Dans son documentaire qui a secoué l'Amérique, le cinéaste haïtien fait résonner les mots puissants de l'écrivain afro-américain James Baldwin, qui dénonçait l'obsession fatale de cette nation pour la couleur de peau. Il revient sur la genèse de ce film hors norme et nécessaire, à voir ce mardi 25 avril sur Arte et à partir du 10 mai, en salles.
 

Sorti en février aux Etats-Unis, Je ne suis pas votre nègre (I am not your negro), nommé aux Oscars 2017, a rencontré un succès exceptionnel pour un documentaire (près de 7 millions de dollars de recettes). C'est dire à quel point le film de Raoul Peck remue les consciences, et secoue les fondements d'une société jamais guérie de l'exclusion et de la violence raciale. Le réalisateur haïtien aux inlassables engagements (Lumumba, Moloch tropical, Quelques jours en avril) l'a tout entier construit autour de la parole puissante de James Baldwin (1924-1987), écrivain noir américain, penseur incontournable de la question raciale aux Etats-Unis.

Ami des grands leaders du mouvement des droits civiques, Baldwin interroge l'histoire et les mythes de la nation américaine, remontant aux origines occultées du racisme. Entre douleur contenue, lyrisme et ironie mordante, ses mots, portés par le comédien Joey Starr dans la version française (et par Samuel L. Jackson dans la version originale), composent une réflexion saisissante sur l'obsession de l'Amérique (et, par-delà, du monde occidental) pour la couleur de la peau. Raoul Peck revient sur la genèse de son film et sur son impact, à l'occasion de sa diffusion sur Arte et à la veille de sa sortie en salles en France, le 10 mai prochain.

Que représente James Baldwin pour vous ?

J'ai « rencontré » Baldwin très tôt dans ma vie, entre l'adolescence et mon entrée à l'université. Lorsque je vivais à Berlin, j'avais de grandes discussions sur le racisme aux Etats-Unis avec un jeune couple d'étudiants noirs américains gays. Ils étaient très ancrés dans ce combat. Moi, je viens d'Haïti, d'un autre univers où s'est construite une autre relation au racisme. Pour moi, cette colère — que je comprends — était un piège. Il ne fallait pas se laisser réduire à cela, à la couleur de la peau. Laisser l'autre vous définir, c'est le meilleur moyen de le laisser vous enfermer dans un ghetto. Je voulais me définir en tant qu'être humain et conquérir le monde. C'est à cette époque que ce couple m'a donné The Fire next time (La Prochaine Fois, le feu), qui est l'un des succès de Baldwin. Et je ne l'ai plus quitté. J'ai lu tout Baldwin. Il a structuré ce que je ressentais intuitivement, notamment sur la mythologie raciale du cinéma hollywoodien. Baldwin a une approche humaniste, qui embrasse le monde entier.

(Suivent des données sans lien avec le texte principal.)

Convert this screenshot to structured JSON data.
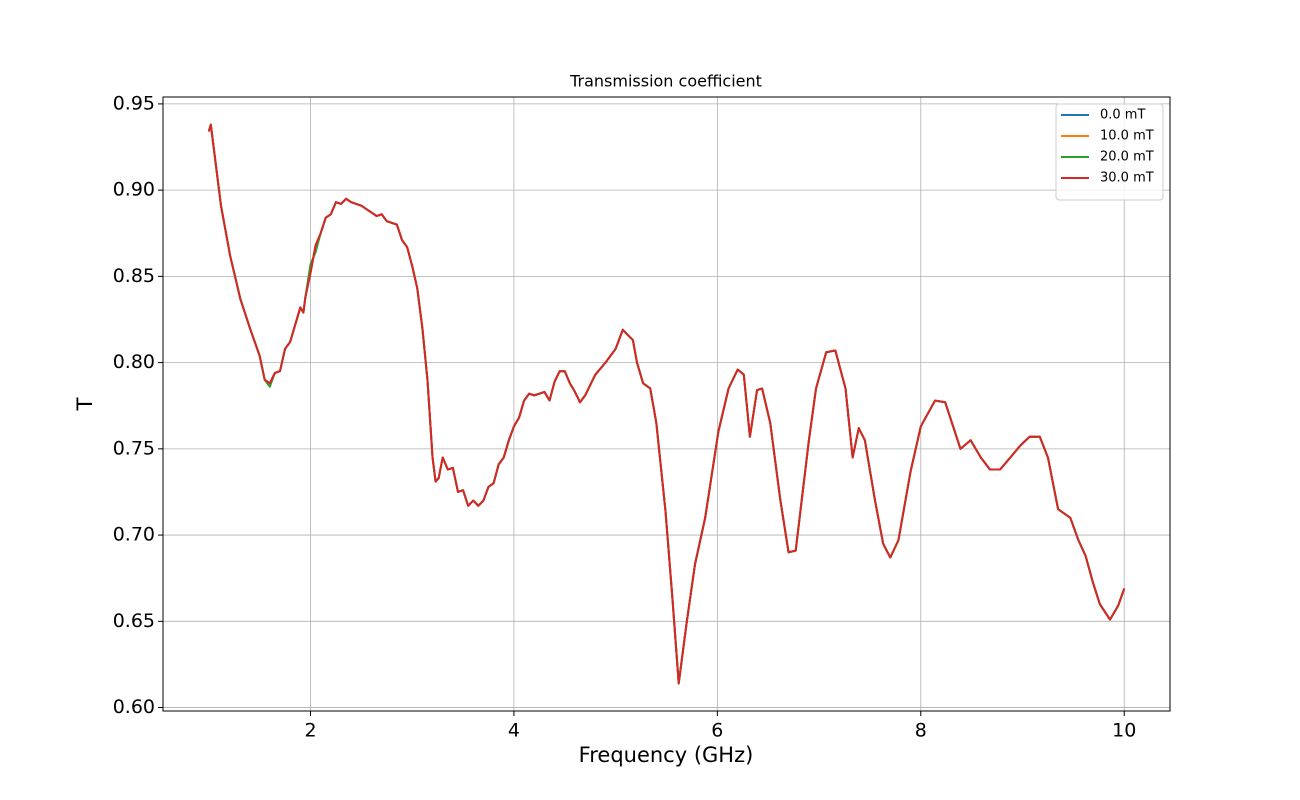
{
  "chart_data": {
    "type": "line",
    "title": "Transmission coefficient",
    "x_label": "Frequency (GHz)",
    "y_label": "T",
    "xlim": [
      0.55,
      10.45
    ],
    "ylim": [
      0.598,
      0.954
    ],
    "xticks": [
      2,
      4,
      6,
      8,
      10
    ],
    "yticks": [
      {
        "value": 0.6,
        "label": "0.60"
      },
      0.65,
      {
        "value": 0.7,
        "label": "0.70"
      },
      0.75,
      {
        "value": 0.8,
        "label": "0.80"
      },
      0.85,
      {
        "value": 0.9,
        "label": "0.90"
      },
      0.95
    ],
    "grid": true,
    "legend": "upper right",
    "x": [
      1.0,
      1.02,
      1.12,
      1.21,
      1.31,
      1.41,
      1.5,
      1.55,
      1.6,
      1.65,
      1.7,
      1.75,
      1.8,
      1.85,
      1.9,
      1.93,
      1.95,
      2.0,
      2.05,
      2.1,
      2.15,
      2.2,
      2.25,
      2.3,
      2.35,
      2.4,
      2.5,
      2.6,
      2.65,
      2.7,
      2.75,
      2.85,
      2.9,
      2.95,
      3.0,
      3.05,
      3.1,
      3.15,
      3.2,
      3.23,
      3.26,
      3.3,
      3.35,
      3.4,
      3.45,
      3.5,
      3.55,
      3.6,
      3.65,
      3.7,
      3.75,
      3.8,
      3.85,
      3.9,
      3.95,
      4.0,
      4.05,
      4.1,
      4.15,
      4.2,
      4.25,
      4.3,
      4.35,
      4.4,
      4.45,
      4.5,
      4.55,
      4.6,
      4.65,
      4.7,
      4.8,
      4.9,
      5.0,
      5.07,
      5.17,
      5.21,
      5.27,
      5.34,
      5.4,
      5.49,
      5.56,
      5.62,
      5.7,
      5.78,
      5.88,
      6.01,
      6.11,
      6.2,
      6.26,
      6.32,
      6.39,
      6.44,
      6.52,
      6.62,
      6.7,
      6.77,
      6.9,
      6.97,
      7.07,
      7.16,
      7.26,
      7.33,
      7.39,
      7.45,
      7.55,
      7.63,
      7.7,
      7.78,
      7.9,
      8.0,
      8.14,
      8.24,
      8.39,
      8.49,
      8.59,
      8.68,
      8.78,
      8.88,
      8.98,
      9.07,
      9.17,
      9.25,
      9.35,
      9.47,
      9.55,
      9.62,
      9.69,
      9.76,
      9.86,
      9.94,
      10.0
    ],
    "series": [
      {
        "name": "0.0 mT",
        "color": "#1f77b4",
        "values": [
          0.934,
          0.938,
          0.891,
          0.862,
          0.837,
          0.819,
          0.804,
          0.79,
          0.788,
          0.794,
          0.795,
          0.808,
          0.812,
          0.822,
          0.832,
          0.829,
          0.838,
          0.852,
          0.868,
          0.875,
          0.884,
          0.886,
          0.893,
          0.892,
          0.895,
          0.893,
          0.891,
          0.887,
          0.885,
          0.886,
          0.882,
          0.88,
          0.871,
          0.867,
          0.856,
          0.843,
          0.82,
          0.79,
          0.745,
          0.731,
          0.733,
          0.745,
          0.738,
          0.739,
          0.725,
          0.726,
          0.717,
          0.72,
          0.717,
          0.72,
          0.728,
          0.73,
          0.741,
          0.745,
          0.755,
          0.763,
          0.768,
          0.778,
          0.782,
          0.781,
          0.782,
          0.783,
          0.778,
          0.789,
          0.795,
          0.795,
          0.788,
          0.783,
          0.777,
          0.781,
          0.793,
          0.8,
          0.808,
          0.819,
          0.813,
          0.8,
          0.788,
          0.785,
          0.765,
          0.714,
          0.662,
          0.614,
          0.65,
          0.683,
          0.71,
          0.76,
          0.785,
          0.796,
          0.793,
          0.757,
          0.784,
          0.785,
          0.765,
          0.72,
          0.69,
          0.691,
          0.755,
          0.785,
          0.806,
          0.807,
          0.785,
          0.745,
          0.762,
          0.755,
          0.72,
          0.695,
          0.687,
          0.697,
          0.737,
          0.763,
          0.778,
          0.777,
          0.75,
          0.755,
          0.745,
          0.738,
          0.738,
          0.745,
          0.752,
          0.757,
          0.757,
          0.745,
          0.715,
          0.71,
          0.697,
          0.688,
          0.673,
          0.66,
          0.651,
          0.659,
          0.669
        ]
      },
      {
        "name": "10.0 mT",
        "color": "#ff7f0e",
        "values": [
          0.934,
          0.938,
          0.891,
          0.862,
          0.837,
          0.819,
          0.804,
          0.79,
          0.788,
          0.794,
          0.795,
          0.808,
          0.812,
          0.822,
          0.832,
          0.829,
          0.838,
          0.852,
          0.868,
          0.875,
          0.884,
          0.886,
          0.893,
          0.892,
          0.895,
          0.893,
          0.891,
          0.887,
          0.885,
          0.886,
          0.882,
          0.88,
          0.871,
          0.867,
          0.856,
          0.843,
          0.82,
          0.79,
          0.745,
          0.731,
          0.733,
          0.745,
          0.738,
          0.739,
          0.725,
          0.726,
          0.717,
          0.72,
          0.717,
          0.72,
          0.728,
          0.73,
          0.741,
          0.745,
          0.755,
          0.763,
          0.768,
          0.778,
          0.782,
          0.781,
          0.782,
          0.783,
          0.778,
          0.789,
          0.795,
          0.795,
          0.788,
          0.783,
          0.777,
          0.781,
          0.793,
          0.8,
          0.808,
          0.819,
          0.813,
          0.8,
          0.788,
          0.785,
          0.765,
          0.714,
          0.662,
          0.614,
          0.65,
          0.683,
          0.71,
          0.76,
          0.785,
          0.796,
          0.793,
          0.757,
          0.784,
          0.785,
          0.765,
          0.72,
          0.69,
          0.691,
          0.755,
          0.785,
          0.806,
          0.807,
          0.785,
          0.745,
          0.762,
          0.755,
          0.72,
          0.695,
          0.687,
          0.697,
          0.737,
          0.763,
          0.778,
          0.777,
          0.75,
          0.755,
          0.745,
          0.738,
          0.738,
          0.745,
          0.752,
          0.757,
          0.757,
          0.745,
          0.715,
          0.71,
          0.697,
          0.688,
          0.673,
          0.66,
          0.651,
          0.659,
          0.669
        ]
      },
      {
        "name": "20.0 mT",
        "color": "#2ca02c",
        "values": [
          0.934,
          0.938,
          0.891,
          0.862,
          0.837,
          0.819,
          0.804,
          0.79,
          0.786,
          0.794,
          0.795,
          0.808,
          0.812,
          0.822,
          0.832,
          0.829,
          0.838,
          0.857,
          0.864,
          0.875,
          0.884,
          0.886,
          0.893,
          0.892,
          0.895,
          0.893,
          0.891,
          0.887,
          0.885,
          0.886,
          0.882,
          0.88,
          0.871,
          0.867,
          0.856,
          0.843,
          0.82,
          0.79,
          0.745,
          0.731,
          0.733,
          0.745,
          0.738,
          0.739,
          0.725,
          0.726,
          0.717,
          0.72,
          0.717,
          0.72,
          0.728,
          0.73,
          0.741,
          0.745,
          0.755,
          0.763,
          0.768,
          0.778,
          0.782,
          0.781,
          0.782,
          0.783,
          0.778,
          0.789,
          0.795,
          0.795,
          0.788,
          0.783,
          0.777,
          0.781,
          0.793,
          0.8,
          0.808,
          0.819,
          0.813,
          0.8,
          0.788,
          0.785,
          0.765,
          0.714,
          0.662,
          0.614,
          0.65,
          0.683,
          0.71,
          0.76,
          0.785,
          0.796,
          0.793,
          0.757,
          0.784,
          0.785,
          0.765,
          0.72,
          0.69,
          0.691,
          0.755,
          0.785,
          0.806,
          0.807,
          0.785,
          0.745,
          0.762,
          0.755,
          0.72,
          0.695,
          0.687,
          0.697,
          0.737,
          0.763,
          0.778,
          0.777,
          0.75,
          0.755,
          0.745,
          0.738,
          0.738,
          0.745,
          0.752,
          0.757,
          0.757,
          0.745,
          0.715,
          0.71,
          0.697,
          0.688,
          0.673,
          0.66,
          0.651,
          0.659,
          0.669
        ]
      },
      {
        "name": "30.0 mT",
        "color": "#d62728",
        "values": [
          0.934,
          0.938,
          0.891,
          0.862,
          0.837,
          0.819,
          0.804,
          0.79,
          0.788,
          0.794,
          0.795,
          0.808,
          0.812,
          0.822,
          0.832,
          0.829,
          0.838,
          0.852,
          0.868,
          0.875,
          0.884,
          0.886,
          0.893,
          0.892,
          0.895,
          0.893,
          0.891,
          0.887,
          0.885,
          0.886,
          0.882,
          0.88,
          0.871,
          0.867,
          0.856,
          0.843,
          0.82,
          0.79,
          0.745,
          0.731,
          0.733,
          0.745,
          0.738,
          0.739,
          0.725,
          0.726,
          0.717,
          0.72,
          0.717,
          0.72,
          0.728,
          0.73,
          0.741,
          0.745,
          0.755,
          0.763,
          0.768,
          0.778,
          0.782,
          0.781,
          0.782,
          0.783,
          0.778,
          0.789,
          0.795,
          0.795,
          0.788,
          0.783,
          0.777,
          0.781,
          0.793,
          0.8,
          0.808,
          0.819,
          0.813,
          0.8,
          0.788,
          0.785,
          0.765,
          0.714,
          0.662,
          0.614,
          0.65,
          0.683,
          0.71,
          0.76,
          0.785,
          0.796,
          0.793,
          0.757,
          0.784,
          0.785,
          0.765,
          0.72,
          0.69,
          0.691,
          0.755,
          0.785,
          0.806,
          0.807,
          0.785,
          0.745,
          0.762,
          0.755,
          0.72,
          0.695,
          0.687,
          0.697,
          0.737,
          0.763,
          0.778,
          0.777,
          0.75,
          0.755,
          0.745,
          0.738,
          0.738,
          0.745,
          0.752,
          0.757,
          0.757,
          0.745,
          0.715,
          0.71,
          0.697,
          0.688,
          0.673,
          0.66,
          0.651,
          0.659,
          0.669
        ]
      }
    ]
  }
}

Comment est née l'idée de ce film ?

Il y a un peu plus d'une dizaine d'années, j'ai eu le sentiment que les débats en Europe et aux Etats-Unis autour du problème du prétendu communau­tarisme manquaient de distance. Je n'y voyais que du repli sur soi, du dogmatisme, du patriotisme ; et je me disais « nous avons besoin de la voix de Baldwin ». Dès le début, je voulais que ce film soit un concentré de sa pensée, dans l'idée de le faire revenir sur le devant de la scène avec sa parole, forte, directe. Restait à trouver le procédé ­artistique pour mettre le spectateur ­directement en contact avec lui. Moi, le réalisateur, je ne devais être que le messager.

Comment vous est parvenu le manuscrit inédit qui est le pivot du film ?

J'imaginais qu'obtenir les droits des œuvres de Baldwin allait être problématique car ses ayants droit ont pour habitude de ne même pas répondre aux sollicitations. J'ai tout de même écrit et j'ai eu une réponse dans les trois jours, m'invitant à venir en discuter. Quelques semaines plus tard, à Wa­shington, Gloria Karefa-Smart, la sœur cadette de James Baldwin, m'ouvrait les bras. A l'époque, je ne savais pas si j'allais utiliser un article ou un essai, ni quel film je voulais faire. Il fallait que je cherche et elle m'a donné accès à tout. J'ai pris le temps, j'ai écrit des développements de fictions, de documentaires ou de docu-fictions mais rien ne me satisfaisait. A aucun moment Gloria ne s'est impatientée. Elle m'envoyait régulièrement des documents. Et, un jour, elle m'a donné les trente pages de notes sur « Remember this house », un projet de livre sur trois personnages emblématiques de la lutte pour les droits civiques : Medgar Evers, Malcolm X et Martin Luther King. Baldwin voulait raconter l'histoire de l'Amérique à travers ces trois personnalités. C'était la porte d'entrée, qui m'ouvrait à toute la pensée de Baldwin, à tous ses livres.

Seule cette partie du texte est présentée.